If you know that TPM attestation has succeeded, but you’re still seeing an error in the Autopilot event log with error 0xC1036501:

Autopilot discovery failed to find a valid MDM.  Confirm that the AAD tenant is properly provisioned and licensed for exactly one MDM. 

Then make sure there is only on MDM app defined in Azure AD (as described in my previous blog). 

If you received any “something went wrong” errors with an 8018* error code, check the microsoft-windows-devicemanagement-enterprise-diagnostics-provider-admin.evtx to see what caused the MDM enrollment error.  You should find events like this one:

The reason text is what you’re looking for.

If you received any “something went wrong” errors with an 801C* error code, check the microsoft-windows-aad-operational.evtx and microsoft-windows-shell-core-operational.evtx event logs to see what caused the Azure AD Join failure.

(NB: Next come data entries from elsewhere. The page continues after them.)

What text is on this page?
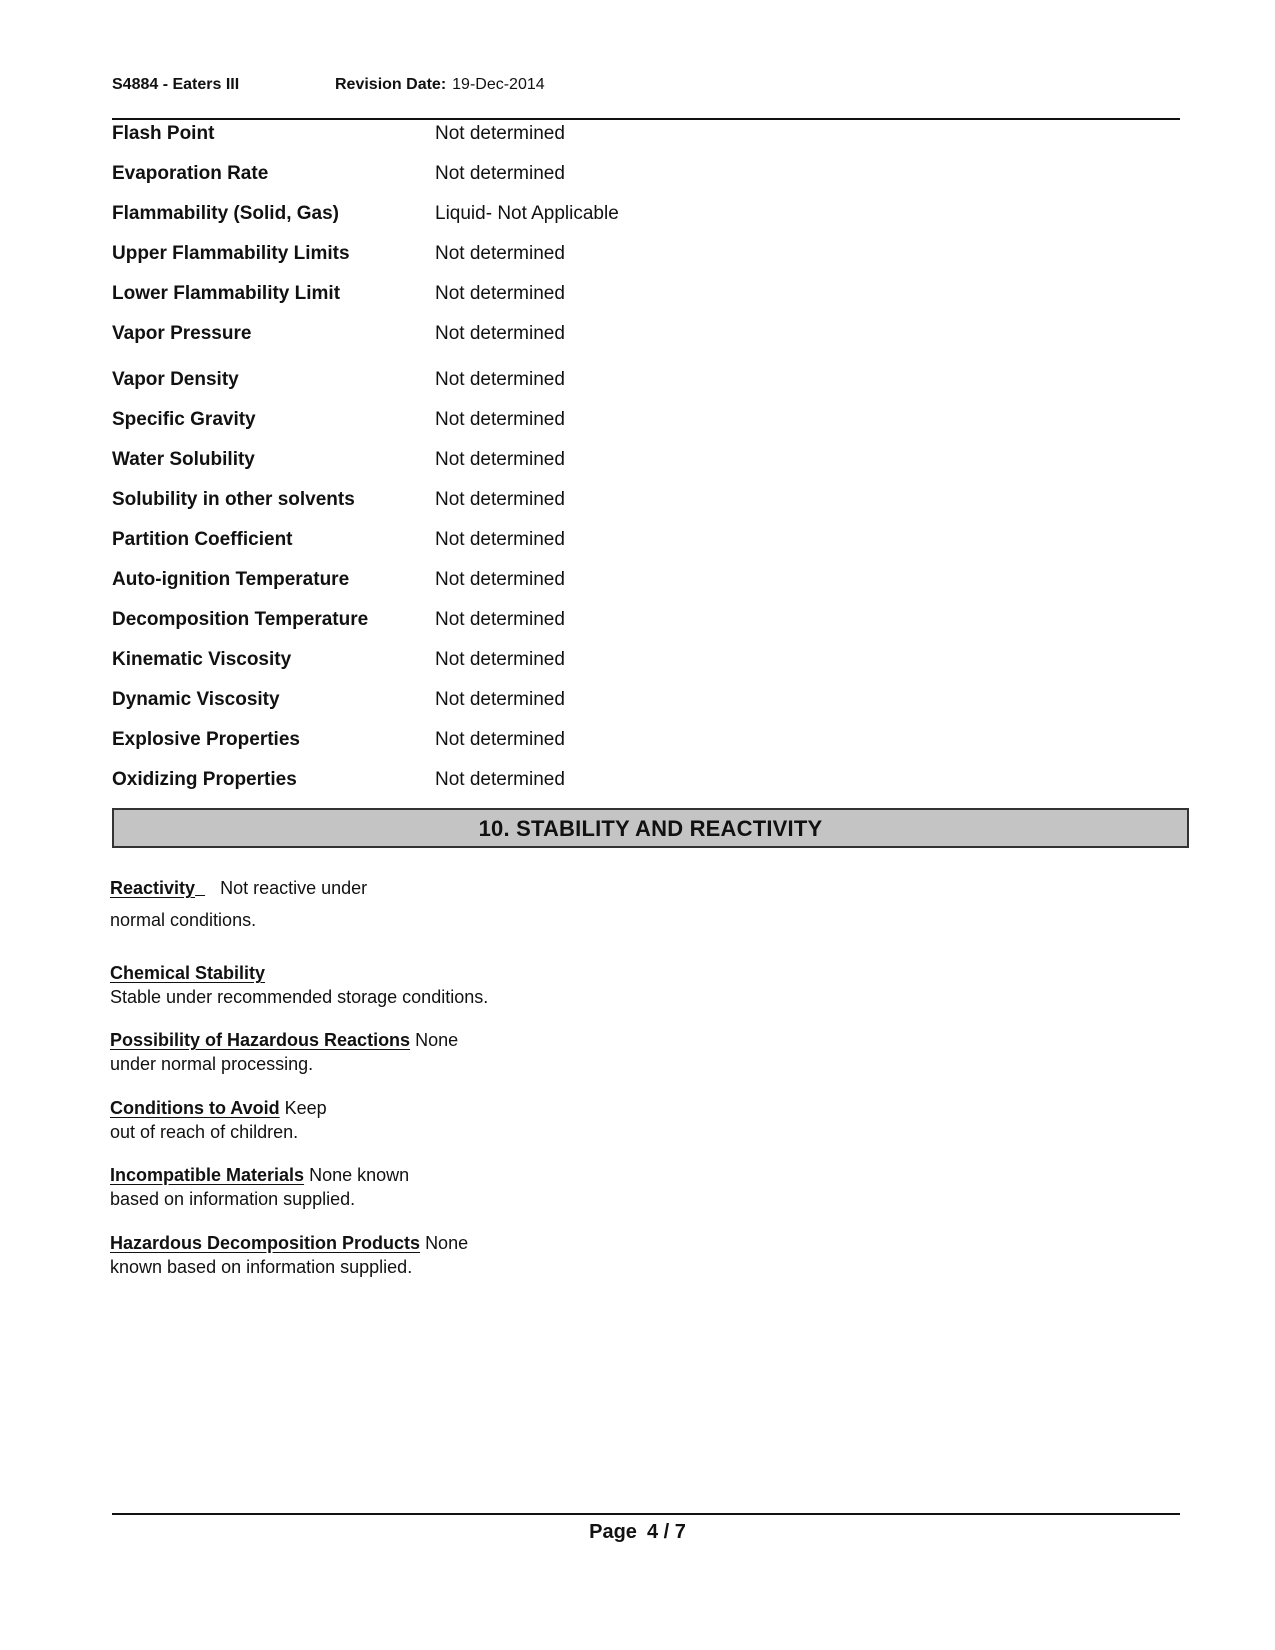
S4884 - Eaters III	Revision Date: 19-Dec-2014
Flash Point	Not determined
Evaporation Rate	Not determined
Flammability (Solid, Gas)	Liquid- Not Applicable
Upper Flammability Limits	Not determined
Lower Flammability Limit	Not determined
Vapor Pressure	Not determined
Vapor Density	Not determined
Specific Gravity	Not determined
Water Solubility	Not determined
Solubility in other solvents	Not determined
Partition Coefficient	Not determined
Auto-ignition Temperature	Not determined
Decomposition Temperature	Not determined
Kinematic Viscosity	Not determined
Dynamic Viscosity	Not determined
Explosive Properties	Not determined
Oxidizing Properties	Not determined
10. STABILITY AND REACTIVITY
Reactivity Not reactive under
normal conditions.
Chemical Stability
Stable under recommended storage conditions.
Possibility of Hazardous Reactions None
under normal processing.
Conditions to Avoid Keep
out of reach of children.
Incompatible Materials None known
based on information supplied.
Hazardous Decomposition Products None
known based on information supplied.
Page 4 / 7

If you get an error like “OOBEIDPS” check the microsoft-windows-shell-core-operational.evtx event log and setupact.log to see if they reported any network-related errors.

If you get a timeout, things get really interesting:

• If there is a timeout during ESP and you’re using conditional access, check the IntuneManagementExtension.log to see if there are any AAD conditional access-related errors.
• If there is a timeout during user ESP and it’s a hybrid AADJ scenario, check the microsoft-windows-aad-operational.evtx event log to see if the device registration process completed.  You’ll have to do this by omission: You’ll see an event that says “Device is not cloud domain joined: 0xC00484B2” (event 1089) every few minutes until the device registration process completes, which can take up to 30 minutes (as AAD Connect only syncs every 30 minutes).  When that event stops, the device has been registered.  (Then you may see events about the user not having an AAD user token…)
• If you’ve added or changed an app recently and now you’re getting ESP timeouts, the app may not be configured properly. Check the IntuneManagementExtension.log to see if any apps failed to install.  Look for entries like this:
  
  [Win32App] Got InstanceID: Win32App_aaaaaaaa-70f7-4570-8394-92909f0f9919_1, installationStateString: 2
  
  State “2” means the install failed, state “3” means the install was successful.  Right now, if an app install fails, the failure is not reported by ESP, so it will sit until the timeout happens.

There are probably 101 other possible failure causes, which may get into more logs or even the ETL trace files (which you can try to use with Windows Performance Analyzer, Microsoft Message Analyzer, TRACEFMT, or similar tools – more challenging).  At some point, you may need to admit defeat and open a support case.  But hopefully you can make an initial stab at it.